USFL '86: The Season That Never Was

Sunday, April 14, 2019

'84 Chronology-End of an Era

Event Date: September 28th, 1984

Event Description: Allen Steps Down

Source: United Press International

George Allen, a veteran coach who took teams to championship games in the both the National Football League and the two-year-old United States Football League, retired Thursday as coach of the Arizona football club.

Allen, who will remain with the USFL club as part owner and chairman of the board, was succeeded in the head coaching post by Paul Lanham, Arizona's offensive coordinator for the past season.

Dr. Ted Diethrich, minority owner of the Outlaws, said he and Allen had discussed Allen's future several times in recent months and that he had asked Allen to remain as coach for one more year. 

However, Allen said there were other things he wanted to do, including his work as chairman of the President's Council on Fitness and Sports.

Allen said he would “miss not being on the sidelines” but said he will “be here every day trying to help this team be successful.”

There are areas within the franchise that are more critical at this point than what is happening on the field and I am anxious to lend my expertise in these matters," Allen said.

Allen won a reputation in the NFL as a coach who traded most of his draft choices for older, established players. In the NFL he had a career mark of 116-47-5, a .706 winning percentage. In the NFL, Allen was with the Los Angeles Rams from 1966-70 and the Redskins from 1971-77.

Allen joined the USFL in its initial season in 1983, coaching the Chicago Blitz, then owned by Dietrich, a Phoenix heart surgeon. After the 1983 season, Dietrich sold the Blitz and purchased the Wranglers with the two franchises then swapping some of its players. Allen also made the move to Phoenix from Chicago.

Allen said he had thought about retiring since the end of the season, but said he made the final decision Wednesday night when he informed Dietrich at a dinner meeting.

"I was very saddened last night because it was kind of an end to an era,” Dietrich said, adding he left the meal in tears.

Allen entered the pro ranks in 1957 as an assistant with the Rams and then spent eight years as an assistant with George Halas with the Chicago Bears.
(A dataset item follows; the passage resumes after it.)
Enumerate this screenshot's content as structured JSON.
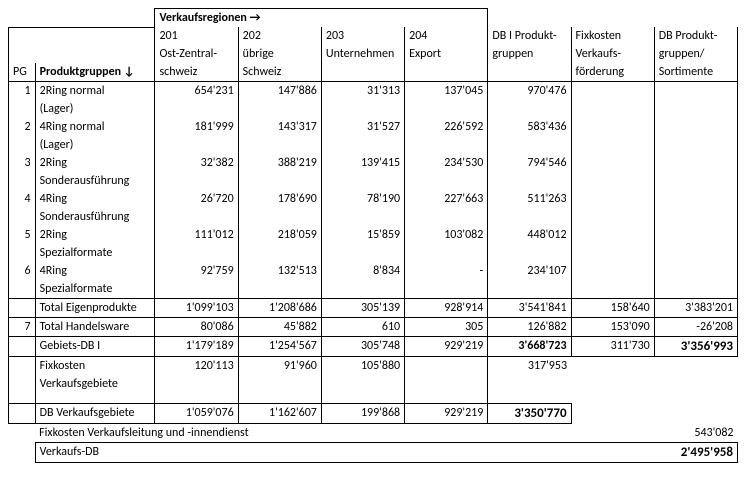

Lanham, 53, coached under Allen at Washington before joining him again at Chicago in 1983. Lanham initially did not make the move to Phoenix with Allen but was hired early in the 1984 season as special teams coach before being elevated to assistant head coach and offensive coordinator.  "This has been a dream of mine for quite some time,” Lanham said about his first head coaching job.

George Allen is the toughest act to follow in football, but I'm excited about the challenges ahead,” he said.

Lanham's first job in the pros was with the St. Louis Cardinals in 1972, a year before he joined Allen at Washington. Previously, Lanham had been a college assistant at Delaware, Colorado State and Arkansas.

Dietrich said he had not formally signed Lanham to a contract, saying the details had not yet been worked out.